Tune properties and standard notation


DUKE OF ATHOLE [2], THE. Scottish, Strathspey. B Minor. Standard tuning (fiddle). AB. Composed by Alexander Walker, born in Rhynie, Strathbogie, Aberdeenshire in 1819. Walker was an inventor (of surveying instruments, for example), agriculturalist, fiddler and composer of works collected in a volume published in Aberdeen in 1866. He was employed as a gardener for Sir Charles Forbes at Castle Newe, who was also his patron. While in Scotland he took a wife, Jean (11 years his junior), and at age 40 became father of a daughter, Maggie, followed by three sons (Charles, Alexander and George—Charles perhaps named after Sir Charles Forbes). Walker knew a young J. Scott Skinner, who was employed as a dancing master for the tenantry of the Queen’s residence at Balmoral, and co-wrote a tune with him.
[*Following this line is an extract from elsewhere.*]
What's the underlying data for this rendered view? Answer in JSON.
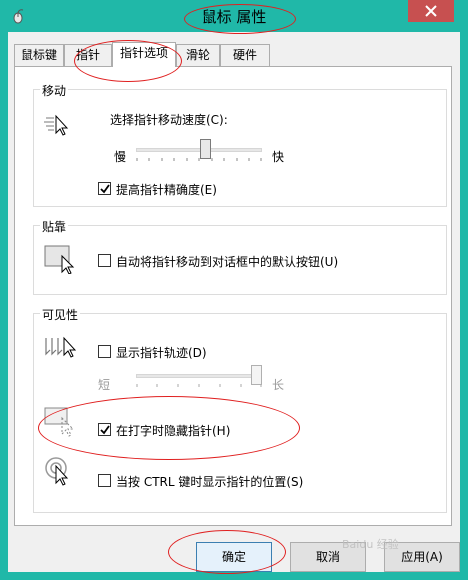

Walker himself played in bands for entertainments given by the Royal Family [Allan Thomas, A New Most Excellent Dancing Master, 1992 ]. After the American Civil War, probably around 1870, Walker emigrated to the United States, and settled near Williamstown, Massachusetts, where family (parents) had previously settled, and established a prosperous farm of his own. He and Jean had a daughter in America, Jeosie, born in New York in 1872. In the 1880 census for Williamstown his occupation is listed as a “surveyor and gardener,” while Jean “kept house” and “farmed”. Alexander also continued to compose music (according to Paul Cranford, who has found evidence he mailed compositions home to Aberdeenshire) although his American output is now lost. He is recorded as having helped survey areas of Williamstown in 1892 (at age 73), where it was noted that he was “a Scotch surveyor of some attainments and reputation”, and he lived to see the 20th century. This passage (from Arthur Latham Perry's Origins in Williamstown: A History, 1894, p. 28 ) is thought to refer to him:

...but the Berlin road goes past pretty good farms, and the last one (the old toll-gate farm) became noted for its productiveness under the ownership of Alexander Walker and his family, canny Scotch people from Aberdeenshire; the parents married there Aug. 6, 1856. Mr. Walker could handle the fiddle bow and the surveyor's instruments with about equal facility; but as the lines fell to him in this country in prosy times and non-piping localities, the Scotch reels and strathspeys, of which he was a master and even a successful composer and publisher, slumbered for the most part on the bridge of his fiddles, of which he invented and perhaps patented a prized improvement. Nevertheless, his residence at the head of the gorge, where the Fosters had lived for three generations, threw a sort of halo of music and good cheer up and down the valley, and proved to many persons a kind of subtle attraction not only for the Pass by Mount Hopkins beyond it.

Paul Stewart Cranford (1991) says that the tune still has currency among Cape Breton fiddlers.

Source for notated version:

Printed sources: Henderson (Flowers of Scottish Melody), 1935. Walker (A Collection of Strathspeys, Reels, Marches, &c), 1866; No. 54, p. 20.